Moody's changes outlook on Georgia from stable to positive
By Gvantsa Gabekhadze
Wednesday, August 27
Moody's Investors Service has changed the outlook on Georgia's Ba3 sovereign rating from stable to positive. Concurrently, Moody's has affirmed Georgia's Ba3 rating.
“The key driver of today's outlook change is the entering into force of Georgia's Deep and Comprehensive Free Trade Agreement (DCFTA) with the EU, which Moody's expects will attract further foreign direct investment (FDI) and bolster the country's export performance.
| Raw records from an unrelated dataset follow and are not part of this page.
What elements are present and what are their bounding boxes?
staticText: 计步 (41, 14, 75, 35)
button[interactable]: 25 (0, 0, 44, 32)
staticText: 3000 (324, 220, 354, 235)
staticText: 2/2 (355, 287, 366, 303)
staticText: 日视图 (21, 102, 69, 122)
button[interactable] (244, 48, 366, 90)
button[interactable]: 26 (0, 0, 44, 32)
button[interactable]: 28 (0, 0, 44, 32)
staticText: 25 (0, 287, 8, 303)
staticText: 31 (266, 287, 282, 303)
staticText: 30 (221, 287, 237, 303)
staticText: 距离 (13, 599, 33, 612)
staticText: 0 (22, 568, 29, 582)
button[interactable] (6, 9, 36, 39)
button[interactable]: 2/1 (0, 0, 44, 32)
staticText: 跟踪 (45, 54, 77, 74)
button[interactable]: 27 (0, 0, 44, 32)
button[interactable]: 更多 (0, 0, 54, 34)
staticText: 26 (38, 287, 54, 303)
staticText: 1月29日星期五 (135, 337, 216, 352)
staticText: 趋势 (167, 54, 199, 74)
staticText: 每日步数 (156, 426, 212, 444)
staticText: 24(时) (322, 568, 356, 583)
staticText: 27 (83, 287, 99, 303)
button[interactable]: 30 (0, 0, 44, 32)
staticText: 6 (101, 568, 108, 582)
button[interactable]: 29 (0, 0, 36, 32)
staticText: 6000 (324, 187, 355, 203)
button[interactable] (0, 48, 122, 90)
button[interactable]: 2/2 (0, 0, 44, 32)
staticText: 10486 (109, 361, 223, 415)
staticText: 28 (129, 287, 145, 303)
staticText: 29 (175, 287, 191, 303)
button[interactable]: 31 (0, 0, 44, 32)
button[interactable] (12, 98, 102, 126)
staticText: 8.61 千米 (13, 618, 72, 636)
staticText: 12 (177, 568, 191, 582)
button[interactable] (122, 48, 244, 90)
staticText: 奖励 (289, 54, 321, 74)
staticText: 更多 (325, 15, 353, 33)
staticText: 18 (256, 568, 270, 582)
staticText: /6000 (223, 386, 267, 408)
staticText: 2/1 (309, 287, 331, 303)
This should in turn support an improvement in Georgia's external position over the medium term,” the company statement reads.
The affirmation of the Ba3 rating reflects the combination of external vulnerability and geopolitical risks in the near term, as well as the volatile nature of the Georgian economy.
Minister of Economy Giorgi Kvirikashvili assessed this change as "very positive for the state.” He stressed that the change would make it easier for companies to attract credit resources.
"This refers both to financial institutions and those companies who have direct credit relations with international partners,” the minister said.
Deputy Head of the Economic Council Giorgi Kavelashvili admits that the promotion was due to the signing of the Associating Agreement with the EU.
“Through the agreement, the European market will be opened for Georgian entrepreneurs; the export rate will be raised and there will be a flow of investment into the country.
Economic analysts stress that the Moody’s is a very important international rating organization and its recent rating of Georgia points at a stable economic-political situation in the country.
“When there are various confrontations in the region, the rating shows that there is a stable situation in the country that will attract investors,” economic analyst Irakli Lekvinadze says.
“Local and state organizations will have more access to international capital,” Lekvinadze added.
Fellow analyst Giorgi Kalandadze suggested that such outcomes are opportunities for Georgia to be oriented on development.
“However, the correct economic approach and the responsibility of state officials is required for achieving such a development,” Kalandadze said.
The analysts claim that the rating will not have an abrupt positive influence on Georgian’s current socioeconomic situation. However, they state that in the long-term perspective, such ratings would encourage more investors in the country and the process will create jobs.